There’s no shame in the bronze medal for Ft13 — its pioneering use of onscreen beheadings and exploitation of its characters paved the way for pretty much every horror movie of the next decade. Importantly, the hockey mask-clad Jason Voorhees, who apparently possesses an internal GPS for finding couples making out in the woods (or, in later chapters, Manhattan sewers and 25th-century space), does not emerge from the glorious green waters of Camp Crystal Lake until the first sequel, the original killer having been his slightly overprotective mother (before she ended up negotiating with the wrong end of an axe).
Because Ft13 and Halloween both feature masked, stoic, knife-wielding killers with supernatural strength, they’re easily confused. The dead giveaway is the pace of the killers. Jason prefers a brisk power walk, while Michael enjoys a leisurely stroll, indicative of his attitude of “I’ll get them eventually, if not in this movie then perhaps in the next seven sequels.”
While the Halloweens suffered the most over time (due to the absence of original director and true genius John Carpenter), Friday the 13th enjoyed the little niche it carved out in the bottom of the horror barrel, and Nightmare on Elm Street actually improved with its second and sixth sequels, the latter (directed by Craven) turning the series on its head through a movie-within-a-movie conceit.

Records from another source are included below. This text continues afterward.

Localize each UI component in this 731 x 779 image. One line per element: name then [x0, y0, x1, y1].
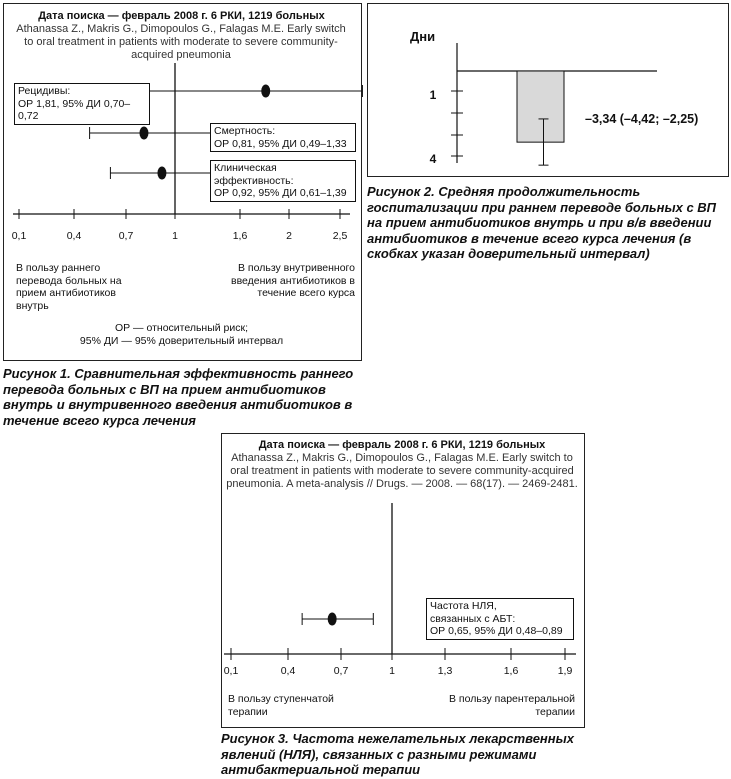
- x-tick-label-4: 1,6: [232, 230, 248, 242]
- figure1-legend-line2: 95% ДИ — 95% доверительный интервал: [79, 335, 284, 347]
- x-tick-label-3: 1: [172, 230, 178, 242]
- x-tick-label-1: 0,4: [280, 665, 296, 677]
- figure1-caption: Рисунок 1. Сравнительная эффективность раннего перевода больных с ВП на прием антибиотиков внутрь и внутривенного введения антибиотиков в течение всего курса лечения: [3, 366, 354, 428]
- figure3-label-adverse-events: [426, 598, 574, 640]
- adverse-stats: ОР 0,65, 95% ДИ 0,48–0,89: [430, 625, 563, 637]
- efficacy-title: Клиническая: [214, 162, 277, 174]
- figure2-caption: Рисунок 2. Средняя продолжительность госпитализации при раннем переводе больных с ВП на прием антибиотиков внутрь и при в/в введении антибиотиков в течение всего курса лечения (в скобках указан доверительный интервал): [367, 184, 717, 261]
- relapses-stats: ОР 1,81, 95% ДИ 0,70–0,72: [18, 97, 131, 122]
- x-tick-label-2: 0,7: [333, 665, 349, 677]
- mortality-stats: ОР 0,81, 95% ДИ 0,49–1,33: [214, 137, 347, 150]
- x-tick-label-4: 1,3: [437, 665, 453, 677]
- point-estimate-2: [157, 167, 166, 180]
- figure3-citation: Athanassa Z., Makris G., Dimopoulos G., Falagas M.E. Early switch to oral treatment in patients with moderate to severe community-acquired pneumonia. A meta-analysis // Drugs. — 2008. — 68(17). — 2469-2481.: [226, 452, 578, 490]
- y-tick-label-0: 1: [429, 88, 437, 102]
- x-tick-label-3: 1: [389, 665, 395, 677]
- figure1-label-efficacy: [210, 160, 356, 202]
- x-tick-label-0: 0,1: [11, 230, 27, 242]
- y-tick-label-1: 4: [429, 152, 437, 166]
- figure3-caption: Рисунок 3. Частота нежелательных лекарственных явлений (НЛЯ), связанных с разными режимами антибактериальной терапии: [221, 731, 574, 777]
- figure3-forest-plot: [221, 433, 583, 726]
- figure1-search-line: Дата поиска — февраль 2008 г. 6 РКИ, 1219 больных: [38, 10, 325, 22]
- point-estimate-0: [261, 85, 270, 98]
- x-tick-label-1: 0,4: [66, 230, 82, 242]
- figure3-search-line: Дата поиска — февраль 2008 г. 6 РКИ, 1219 больных: [258, 439, 546, 451]
- efficacy-stats: ОР 0,92, 95% ДИ 0,61–1,39: [214, 187, 347, 199]
- x-tick-label-5: 1,6: [503, 665, 519, 677]
- adverse-title: Частота НЛЯ,: [430, 600, 497, 612]
- figure1-right-note: В пользу внутривенного введения антибиотиков в течение всего курса: [231, 262, 355, 299]
- figure2-y-title: Дни: [410, 29, 436, 44]
- x-tick-label-2: 0,7: [118, 230, 134, 242]
- relapses-title: Рецидивы:: [18, 85, 71, 97]
- figure1-legend-line1: ОР — относительный риск;: [114, 322, 249, 334]
- x-tick-label-5: 2: [286, 230, 292, 242]
- figure1-left-note: В пользу раннего перевода больных на прием антибиотиков внутрь: [16, 262, 122, 312]
- bar: [517, 71, 564, 142]
- figure3-left-note: В пользу ступенчатой терапии: [228, 693, 334, 718]
- figure1-citation: Athanassa Z., Makris G., Dimopoulos G., Falagas M.E. Early switch to oral treatment in patients with moderate to severe community-acquired pneumonia: [16, 23, 346, 61]
- x-tick-label-6: 1,9: [557, 665, 573, 677]
- figure3-right-note: В пользу парентеральной терапии: [449, 693, 575, 718]
- figure1-label-mortality: [210, 123, 356, 152]
- figure2-annotation: –3,34 (–4,42; –2,25): [585, 112, 699, 126]
- point-estimate-0: [328, 613, 337, 626]
- x-tick-label-0: 0,1: [223, 665, 239, 677]
- figure1-label-relapses: [14, 83, 150, 125]
- x-tick-label-6: 2,5: [332, 230, 348, 242]
- mortality-title: Смертность:: [214, 125, 276, 137]
- adverse-title-2: связанных с АБТ:: [430, 612, 516, 625]
- efficacy-title-2: эффективность:: [214, 174, 294, 187]
- point-estimate-1: [139, 127, 148, 140]
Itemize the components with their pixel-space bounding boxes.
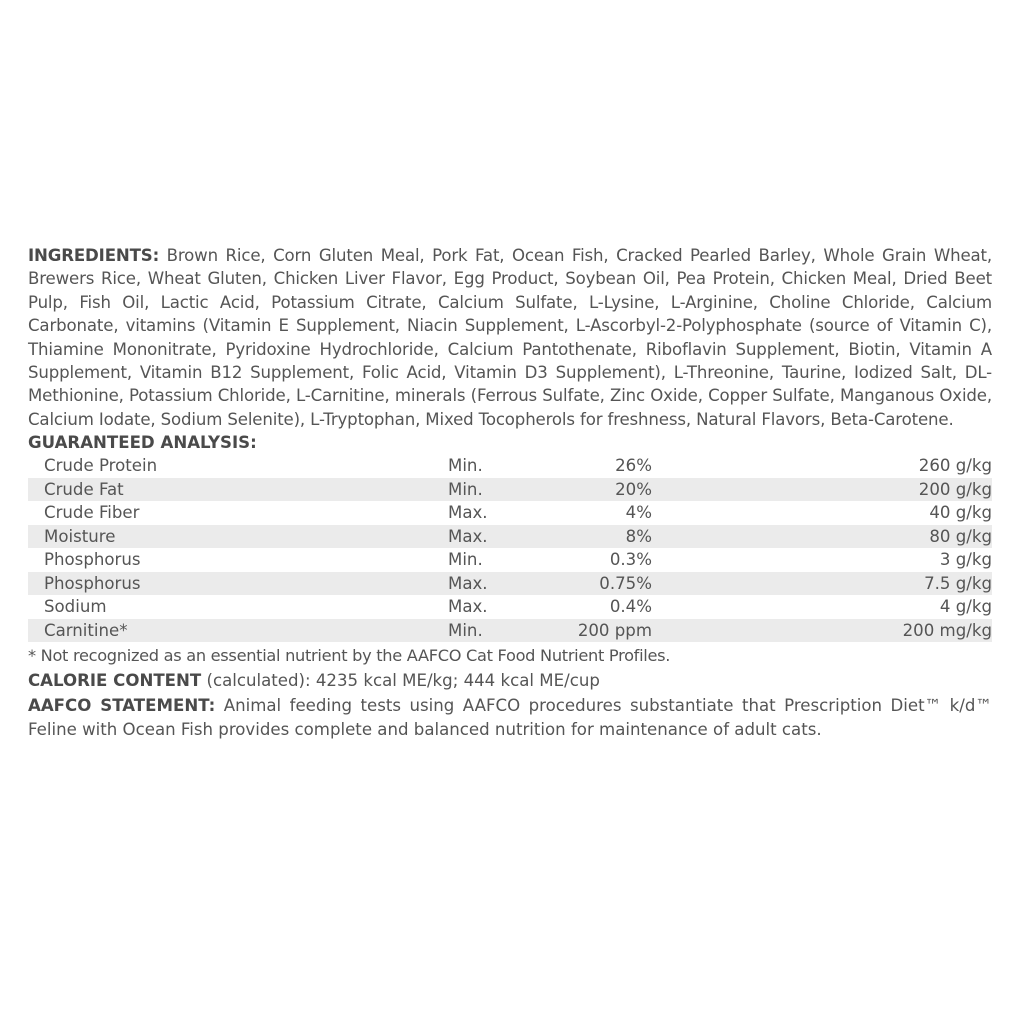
analysis-row (28, 619, 992, 643)
nutrient-percent: 0.75% (599, 573, 652, 593)
nutrient-name: Crude Fiber (44, 503, 140, 523)
nutrient-qualifier: Max. (448, 597, 488, 617)
aafco-statement-text: Animal feeding tests using AAFCO procedures substantiate that Prescription Diet™ k/d™ Feline with Ocean Fish provides complete and balanced nutrition for maintenance of adult cats. (28, 696, 992, 739)
nutrient-percent: 200 ppm (577, 620, 652, 640)
nutrient-percent: 26% (615, 456, 652, 476)
ingredients-paragraph (28, 244, 992, 431)
nutrient-name: Carnitine* (44, 620, 128, 640)
calorie-content-text: (calculated): 4235 kcal ME/kg; 444 kcal ME/cup (201, 671, 600, 691)
nutrient-qualifier: Min. (448, 456, 483, 476)
nutrient-name: Phosphorus (44, 550, 141, 570)
analysis-row (28, 454, 992, 478)
aafco-statement (28, 694, 992, 741)
nutrient-percent: 8% (625, 526, 652, 546)
analysis-row (28, 501, 992, 525)
guaranteed-analysis-table (28, 454, 992, 642)
calorie-content-heading: CALORIE CONTENT (28, 671, 202, 691)
nutrient-name: Crude Protein (44, 456, 158, 476)
nutrient-metric: 200 g/kg (918, 479, 992, 499)
nutrient-metric: 200 mg/kg (902, 620, 992, 640)
nutrient-qualifier: Min. (448, 479, 483, 499)
nutrient-percent: 0.3% (609, 550, 652, 570)
nutrient-metric: 80 g/kg (929, 526, 992, 546)
analysis-row (28, 572, 992, 596)
nutrient-qualifier: Max. (448, 526, 488, 546)
guaranteed-analysis-heading: GUARANTEED ANALYSIS: (28, 433, 257, 453)
nutrient-metric: 40 g/kg (929, 503, 992, 523)
nutrient-qualifier: Max. (448, 573, 488, 593)
nutrient-name: Phosphorus (44, 573, 141, 593)
analysis-row (28, 525, 992, 549)
nutrient-percent: 0.4% (609, 597, 652, 617)
nutrient-metric: 260 g/kg (918, 456, 992, 476)
nutrient-qualifier: Min. (448, 550, 483, 570)
nutrition-label (28, 244, 992, 741)
nutrient-name: Crude Fat (44, 479, 124, 499)
nutrient-qualifier: Min. (448, 620, 483, 640)
ingredients-text: Brown Rice, Corn Gluten Meal, Pork Fat, Ocean Fish, Cracked Pearled Barley, Whole Grain Wheat, Brewers Rice, Wheat Gluten, Chicken Liver Flavor, Egg Product, Soybean Oil, Pea Protein, Chicken Meal, Dried Beet Pulp, Fish Oil, Lactic Acid, Potassium Citrate, Calcium Sulfate, L-Lysine, L-Arginine, Choline Chloride, Calcium Carbonate, vitamins (Vitamin E Supplement, Niacin Supplement, L-Ascorbyl-2-Polyphosphate (source of Vitamin C), Thiamine Mononitrate, Pyridoxine Hydrochloride, Calcium Pantothenate, Riboflavin Supplement, Biotin, Vitamin A Supplement, Vitamin B12 Supplement, Folic Acid, Vitamin D3 Supplement), L-Threonine, Taurine, Iodized Salt, DL-Methionine, Potassium Chloride, L-Carnitine, minerals (Ferrous Sulfate, Zinc Oxide, Copper Sulfate, Manganous Oxide, Calcium Iodate, Sodium Selenite), L-Tryptophan, Mixed Tocopherols for freshness, Natural Flavors, Beta-Carotene. (28, 246, 992, 429)
nutrient-name: Moisture (44, 526, 116, 546)
analysis-table-body (28, 454, 992, 642)
nutrient-metric: 4 g/kg (939, 597, 992, 617)
nutrient-percent: 4% (625, 503, 652, 523)
analysis-row (28, 478, 992, 502)
calorie-content (28, 669, 992, 692)
analysis-row (28, 595, 992, 619)
carnitine-footnote: * Not recognized as an essential nutrient by the AAFCO Cat Food Nutrient Profiles. (28, 646, 671, 666)
analysis-row (28, 548, 992, 572)
nutrient-metric: 7.5 g/kg (924, 573, 992, 593)
nutrient-percent: 20% (615, 479, 652, 499)
aafco-statement-heading: AAFCO STATEMENT: (28, 696, 216, 716)
ingredients-heading: INGREDIENTS: (28, 246, 160, 265)
nutrient-qualifier: Max. (448, 503, 488, 523)
nutrient-name: Sodium (44, 597, 107, 617)
nutrient-metric: 3 g/kg (939, 550, 992, 570)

Even if they don’t always scare us, these films fulfill one of the oldest functions of cinema — to put a couple of strangers together in a dark room and bore the hell out of them. Not only are movies good for America, they’re great for America. Forget Barack, Romney or Hillary — how about Freddy, Jason and Michael? They’re uniters, not dividers. In this mixed up world we live in, maybe a little mass murder could do us good.